Когда я последний раз выводил ее из этой гостиницы на прогулку, она казалась сильно одряхлевшей, с большим трудом, с моей помощью она выбралась из машины, перешла улицу и добралась до ресторана, лучше бы я перенес ее на руках, подумал я тогда. Потом она тихо сидела в саду ресторана, который я специально подыскал для нашей встречи, под стульями прыгали воробьи, самые нахальные даже садились на столы; старая дама с трудом, но послушно ела все, что подавали, и время от времени брала меня за руку. Погруженной в себя и робкой выглядела она посреди жующих, болтающих и жестикулирующих, и я подумал, что она очень одинока; ни с того ни с сего она вдруг сказала, что подумывает о самоубийстве; да ты что? Да-да, сказала она, и я знаю, как это устроить; сочиняешь, ты все; нет, сказала она, я бы попросила у аптекаря сильнодействующее средство, открыла дома капсулу и проглотила все ее содержимое; ах, брось. Сдав ее обслуживающему персоналу виллы, я задержался ненадолго в коридоре и видел, как она села в читальном зале, другие дамы были в своих комнатах или в саду, через стеклянную дверь я видел, как мама сидела, задумавшись, лицо ее было печальным.

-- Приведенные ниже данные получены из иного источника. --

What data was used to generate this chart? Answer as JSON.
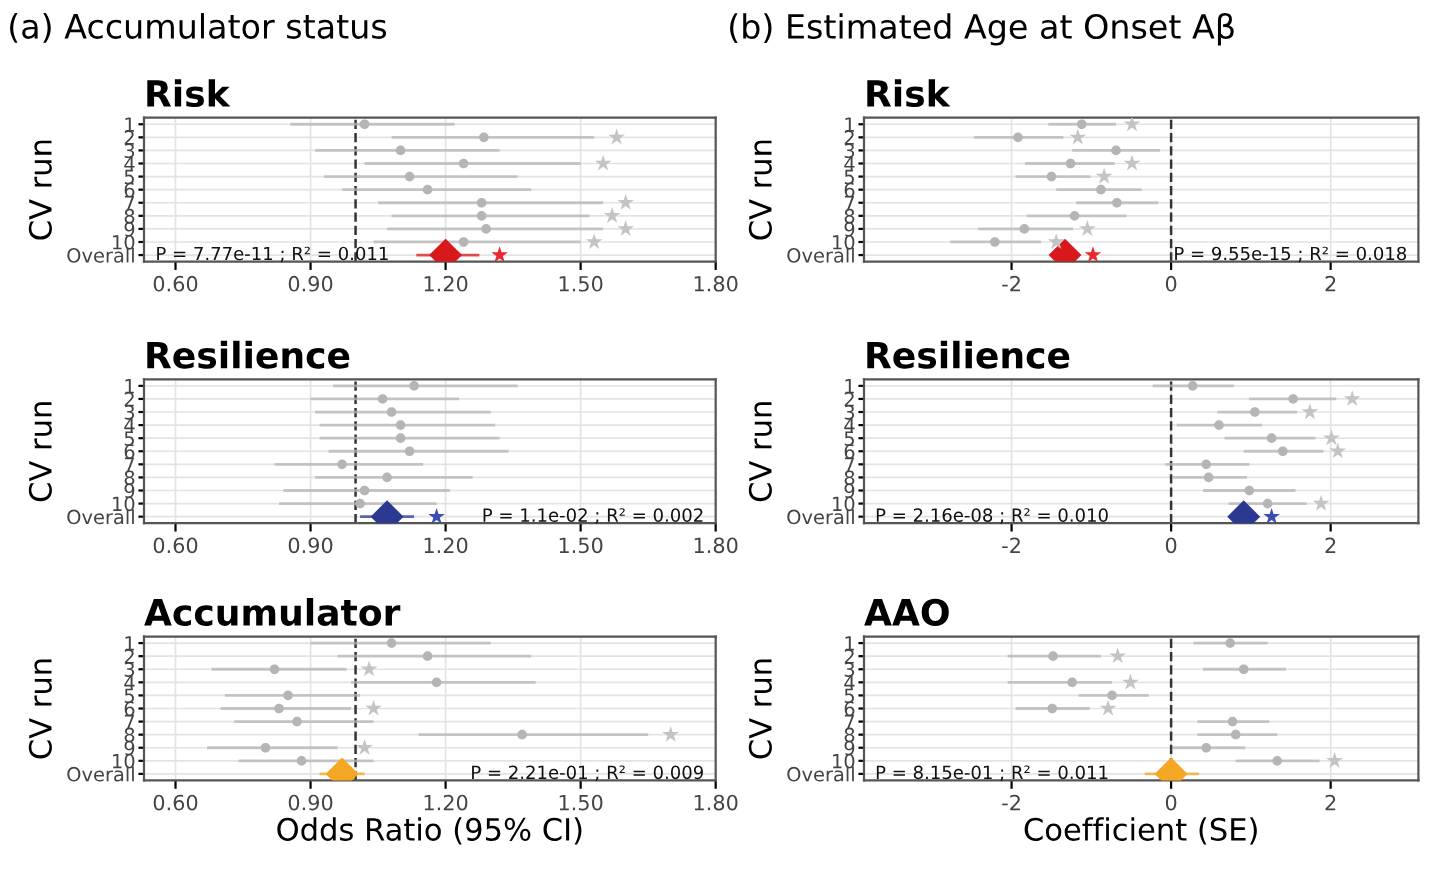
{
  "chart_data": [
    {
      "type": "scatter",
      "orientation": "horizontal",
      "subtitle": "(a) Accumulator status",
      "title": "Risk",
      "ylabel": "CV run",
      "categories": [
        "1",
        "2",
        "3",
        "4",
        "5",
        "6",
        "7",
        "8",
        "9",
        "10",
        "Overall"
      ],
      "xlim": [
        0.53,
        1.8
      ],
      "xticks": [
        {
          "value": 0.6,
          "label": "0.60"
        },
        {
          "value": 0.9,
          "label": "0.90"
        },
        {
          "value": 1.2,
          "label": "1.20"
        },
        {
          "value": 1.5,
          "label": "1.50"
        },
        {
          "value": 1.8,
          "label": "1.80"
        }
      ],
      "grid": true,
      "ref_lines": [
        {
          "axis": "x",
          "value": 1,
          "line_style": "dashed",
          "color": "#333333"
        }
      ],
      "annotations": [
        "P = 7.77e-11 ; R² = 0.011"
      ],
      "series": [
        {
          "marker": "circle",
          "color": "#b5b5b5",
          "values": [
            1.02,
            1.285,
            1.1,
            1.24,
            1.12,
            1.16,
            1.28,
            1.28,
            1.29,
            1.24,
            null
          ],
          "errors": [
            [
              0.855,
              1.22
            ],
            [
              1.08,
              1.53
            ],
            [
              0.91,
              1.32
            ],
            [
              1.02,
              1.5
            ],
            [
              0.93,
              1.36
            ],
            [
              0.97,
              1.39
            ],
            [
              1.05,
              1.55
            ],
            [
              1.08,
              1.52
            ],
            [
              1.07,
              1.55
            ],
            [
              1.04,
              1.5
            ],
            null
          ]
        },
        {
          "marker": "diamond",
          "color": "#d7191c",
          "values": [
            null,
            null,
            null,
            null,
            null,
            null,
            null,
            null,
            null,
            null,
            1.2
          ],
          "errors": [
            null,
            null,
            null,
            null,
            null,
            null,
            null,
            null,
            null,
            null,
            [
              1.135,
              1.275
            ]
          ]
        },
        {
          "marker": "star",
          "colors": [
            "#c4c4c4",
            "#c4c4c4",
            "#c4c4c4",
            "#c4c4c4",
            "#c4c4c4",
            "#c4c4c4",
            "#c4c4c4",
            "#c4c4c4",
            "#c4c4c4",
            "#c4c4c4",
            "#e8292d"
          ],
          "values": [
            null,
            1.58,
            null,
            1.55,
            null,
            null,
            1.6,
            1.57,
            1.6,
            1.53,
            1.32
          ]
        }
      ]
    },
    {
      "type": "scatter",
      "orientation": "horizontal",
      "subtitle": "(b) Estimated Age at Onset Aβ",
      "title": "Risk",
      "ylabel": "CV run",
      "categories": [
        "1",
        "2",
        "3",
        "4",
        "5",
        "6",
        "7",
        "8",
        "9",
        "10",
        "Overall"
      ],
      "xlim": [
        -3.85,
        3.1
      ],
      "xticks": [
        -2,
        0,
        2
      ],
      "grid": true,
      "ref_lines": [
        {
          "axis": "x",
          "value": 0,
          "line_style": "dashed",
          "color": "#333333"
        }
      ],
      "annotations": [
        "P = 9.55e-15 ; R² = 0.018"
      ],
      "series": [
        {
          "marker": "circle",
          "color": "#b5b5b5",
          "values": [
            -1.12,
            -1.92,
            -0.69,
            -1.26,
            -1.5,
            -0.88,
            -0.68,
            -1.21,
            -1.84,
            -2.21,
            null
          ],
          "errors": [
            [
              -1.54,
              -0.69
            ],
            [
              -2.47,
              -1.35
            ],
            [
              -1.24,
              -0.14
            ],
            [
              -1.83,
              -0.71
            ],
            [
              -1.95,
              -1.01
            ],
            [
              -1.44,
              -0.37
            ],
            [
              -1.19,
              -0.16
            ],
            [
              -1.81,
              -0.56
            ],
            [
              -2.42,
              -1.23
            ],
            [
              -2.77,
              -1.63
            ],
            null
          ]
        },
        {
          "marker": "diamond",
          "color": "#d7191c",
          "values": [
            null,
            null,
            null,
            null,
            null,
            null,
            null,
            null,
            null,
            null,
            -1.33
          ]
        },
        {
          "marker": "star",
          "colors": [
            "#c4c4c4",
            "#c4c4c4",
            "#c4c4c4",
            "#c4c4c4",
            "#c4c4c4",
            "#c4c4c4",
            "#c4c4c4",
            "#c4c4c4",
            "#c4c4c4",
            "#c4c4c4",
            "#e8292d"
          ],
          "values": [
            -0.49,
            -1.17,
            null,
            -0.49,
            -0.84,
            null,
            null,
            null,
            -1.05,
            -1.44,
            -0.98
          ]
        }
      ]
    },
    {
      "type": "scatter",
      "orientation": "horizontal",
      "title": "Resilience",
      "ylabel": "CV run",
      "categories": [
        "1",
        "2",
        "3",
        "4",
        "5",
        "6",
        "7",
        "8",
        "9",
        "10",
        "Overall"
      ],
      "xlim": [
        0.53,
        1.8
      ],
      "xticks": [
        {
          "value": 0.6,
          "label": "0.60"
        },
        {
          "value": 0.9,
          "label": "0.90"
        },
        {
          "value": 1.2,
          "label": "1.20"
        },
        {
          "value": 1.5,
          "label": "1.50"
        },
        {
          "value": 1.8,
          "label": "1.80"
        }
      ],
      "grid": true,
      "ref_lines": [
        {
          "axis": "x",
          "value": 1,
          "line_style": "dashed",
          "color": "#333333"
        }
      ],
      "annotations": [
        "P = 1.1e-02 ; R² = 0.002"
      ],
      "series": [
        {
          "marker": "circle",
          "color": "#b5b5b5",
          "values": [
            1.13,
            1.06,
            1.08,
            1.1,
            1.1,
            1.12,
            0.97,
            1.07,
            1.02,
            1.01,
            null
          ],
          "errors": [
            [
              0.95,
              1.36
            ],
            [
              0.9,
              1.23
            ],
            [
              0.91,
              1.3
            ],
            [
              0.92,
              1.31
            ],
            [
              0.92,
              1.32
            ],
            [
              0.94,
              1.34
            ],
            [
              0.82,
              1.15
            ],
            [
              0.91,
              1.26
            ],
            [
              0.84,
              1.21
            ],
            [
              0.83,
              1.18
            ],
            null
          ]
        },
        {
          "marker": "diamond",
          "color": "#2b3990",
          "values": [
            null,
            null,
            null,
            null,
            null,
            null,
            null,
            null,
            null,
            null,
            1.07
          ],
          "errors": [
            null,
            null,
            null,
            null,
            null,
            null,
            null,
            null,
            null,
            null,
            [
              1.01,
              1.13
            ]
          ]
        },
        {
          "marker": "star",
          "colors": [
            "#c4c4c4",
            "#c4c4c4",
            "#c4c4c4",
            "#c4c4c4",
            "#c4c4c4",
            "#c4c4c4",
            "#c4c4c4",
            "#c4c4c4",
            "#c4c4c4",
            "#c4c4c4",
            "#3a4db0"
          ],
          "values": [
            null,
            null,
            null,
            null,
            null,
            null,
            null,
            null,
            null,
            null,
            1.18
          ]
        }
      ]
    },
    {
      "type": "scatter",
      "orientation": "horizontal",
      "title": "Resilience",
      "ylabel": "CV run",
      "categories": [
        "1",
        "2",
        "3",
        "4",
        "5",
        "6",
        "7",
        "8",
        "9",
        "10",
        "Overall"
      ],
      "xlim": [
        -3.85,
        3.1
      ],
      "xticks": [
        -2,
        0,
        2
      ],
      "grid": true,
      "ref_lines": [
        {
          "axis": "x",
          "value": 0,
          "line_style": "dashed",
          "color": "#333333"
        }
      ],
      "annotations": [
        "P = 2.16e-08 ; R² = 0.010"
      ],
      "series": [
        {
          "marker": "circle",
          "color": "#b5b5b5",
          "values": [
            0.27,
            1.53,
            1.05,
            0.6,
            1.26,
            1.4,
            0.44,
            0.47,
            0.98,
            1.21,
            null
          ],
          "errors": [
            [
              -0.23,
              0.79
            ],
            [
              0.98,
              2.07
            ],
            [
              0.58,
              1.58
            ],
            [
              0.07,
              1.14
            ],
            [
              0.67,
              1.81
            ],
            [
              0.91,
              1.91
            ],
            [
              -0.07,
              0.98
            ],
            [
              0.02,
              0.95
            ],
            [
              0.4,
              1.56
            ],
            [
              0.72,
              1.7
            ],
            null
          ]
        },
        {
          "marker": "diamond",
          "color": "#2b3990",
          "values": [
            null,
            null,
            null,
            null,
            null,
            null,
            null,
            null,
            null,
            null,
            0.91
          ]
        },
        {
          "marker": "star",
          "colors": [
            "#c4c4c4",
            "#c4c4c4",
            "#c4c4c4",
            "#c4c4c4",
            "#c4c4c4",
            "#c4c4c4",
            "#c4c4c4",
            "#c4c4c4",
            "#c4c4c4",
            "#c4c4c4",
            "#3a4db0"
          ],
          "values": [
            null,
            2.27,
            1.74,
            null,
            2.01,
            2.09,
            null,
            null,
            null,
            1.88,
            1.26
          ]
        }
      ]
    },
    {
      "type": "scatter",
      "orientation": "horizontal",
      "title": "Accumulator",
      "ylabel": "CV run",
      "xlabel": "Odds Ratio (95% CI)",
      "categories": [
        "1",
        "2",
        "3",
        "4",
        "5",
        "6",
        "7",
        "8",
        "9",
        "10",
        "Overall"
      ],
      "xlim": [
        0.53,
        1.8
      ],
      "xticks": [
        {
          "value": 0.6,
          "label": "0.60"
        },
        {
          "value": 0.9,
          "label": "0.90"
        },
        {
          "value": 1.2,
          "label": "1.20"
        },
        {
          "value": 1.5,
          "label": "1.50"
        },
        {
          "value": 1.8,
          "label": "1.80"
        }
      ],
      "grid": true,
      "ref_lines": [
        {
          "axis": "x",
          "value": 1,
          "line_style": "dashed",
          "color": "#333333"
        }
      ],
      "annotations": [
        "P = 2.21e-01 ; R² = 0.009"
      ],
      "series": [
        {
          "marker": "circle",
          "color": "#b5b5b5",
          "values": [
            1.08,
            1.16,
            0.82,
            1.18,
            0.85,
            0.83,
            0.87,
            1.37,
            0.8,
            0.88,
            null
          ],
          "errors": [
            [
              0.9,
              1.3
            ],
            [
              0.96,
              1.39
            ],
            [
              0.68,
              0.98
            ],
            [
              0.99,
              1.4
            ],
            [
              0.71,
              1.01
            ],
            [
              0.7,
              0.99
            ],
            [
              0.73,
              1.04
            ],
            [
              1.14,
              1.65
            ],
            [
              0.67,
              0.96
            ],
            [
              0.74,
              1.04
            ],
            null
          ]
        },
        {
          "marker": "diamond",
          "color": "#f5a623",
          "values": [
            null,
            null,
            null,
            null,
            null,
            null,
            null,
            null,
            null,
            null,
            0.97
          ],
          "errors": [
            null,
            null,
            null,
            null,
            null,
            null,
            null,
            null,
            null,
            null,
            [
              0.92,
              1.02
            ]
          ]
        },
        {
          "marker": "star",
          "colors": [
            "#c4c4c4",
            "#c4c4c4",
            "#c4c4c4",
            "#c4c4c4",
            "#c4c4c4",
            "#c4c4c4",
            "#c4c4c4",
            "#c4c4c4",
            "#c4c4c4",
            "#c4c4c4",
            "#f5a623"
          ],
          "values": [
            null,
            null,
            1.03,
            null,
            null,
            1.04,
            null,
            1.7,
            1.02,
            null,
            null
          ]
        }
      ]
    },
    {
      "type": "scatter",
      "orientation": "horizontal",
      "title": "AAO",
      "ylabel": "CV run",
      "xlabel": "Coefficient (SE)",
      "categories": [
        "1",
        "2",
        "3",
        "4",
        "5",
        "6",
        "7",
        "8",
        "9",
        "10",
        "Overall"
      ],
      "xlim": [
        -3.85,
        3.1
      ],
      "xticks": [
        -2,
        0,
        2
      ],
      "grid": true,
      "ref_lines": [
        {
          "axis": "x",
          "value": 0,
          "line_style": "dashed",
          "color": "#333333"
        }
      ],
      "annotations": [
        "P = 8.15e-01 ; R² = 0.011"
      ],
      "series": [
        {
          "marker": "circle",
          "color": "#b5b5b5",
          "values": [
            0.74,
            -1.48,
            0.91,
            -1.24,
            -0.74,
            -1.49,
            0.77,
            0.81,
            0.44,
            1.33,
            null
          ],
          "errors": [
            [
              0.28,
              1.21
            ],
            [
              -2.05,
              -0.88
            ],
            [
              0.4,
              1.44
            ],
            [
              -2.05,
              -0.74
            ],
            [
              -1.16,
              -0.28
            ],
            [
              -1.95,
              -1.02
            ],
            [
              0.33,
              1.23
            ],
            [
              0.33,
              1.33
            ],
            [
              0.02,
              0.93
            ],
            [
              0.81,
              1.86
            ],
            null
          ]
        },
        {
          "marker": "diamond",
          "color": "#f5a623",
          "values": [
            null,
            null,
            null,
            null,
            null,
            null,
            null,
            null,
            null,
            null,
            0.0
          ],
          "errors": [
            null,
            null,
            null,
            null,
            null,
            null,
            null,
            null,
            null,
            null,
            [
              -0.33,
              0.35
            ]
          ]
        },
        {
          "marker": "star",
          "colors": [
            "#c4c4c4",
            "#c4c4c4",
            "#c4c4c4",
            "#c4c4c4",
            "#c4c4c4",
            "#c4c4c4",
            "#c4c4c4",
            "#c4c4c4",
            "#c4c4c4",
            "#c4c4c4",
            "#f5a623"
          ],
          "values": [
            null,
            -0.67,
            null,
            -0.51,
            null,
            -0.79,
            null,
            null,
            null,
            2.05,
            null
          ]
        }
      ]
    }
  ]
}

Утро, в другой части света; и весна, такая же, как дома, такая же, как когда-то в детстве; в воздухе разлит чистейший аромат, щебечут и шуршат в листве птицы, от погоды веет усталостью, кажется, все застыло в ленивой дремоте, даже воздух, даже пустота. Тихие, не совсем проснувшиеся улицы, как животные на привязи, еще стеснены в движении… Расслабленность, конечности будто окоченели, потягивание, прилив бодрости, желание что-то такое совершить; чувствуешь себя сообщником всех и всего на свете; настораживаешься, нос что-то учуял, страстное желание погнаться, запечатлеть в слове, сначала как бы, играя, потом мгновенно, так подстреливают на лету птицу; слова, речения, образы; фразы, которые что-то хватают и срывают; и слова, как галька, как бормотание, они крутятся и танцуют во мне. Я насобирал этого добра, этих слов полные карманы. Я азартный игрок, счастливый бормотун, настоящий богач, словесный миллионер… я записал это в прошлом году в Америке или в другой жизни, в другой стране.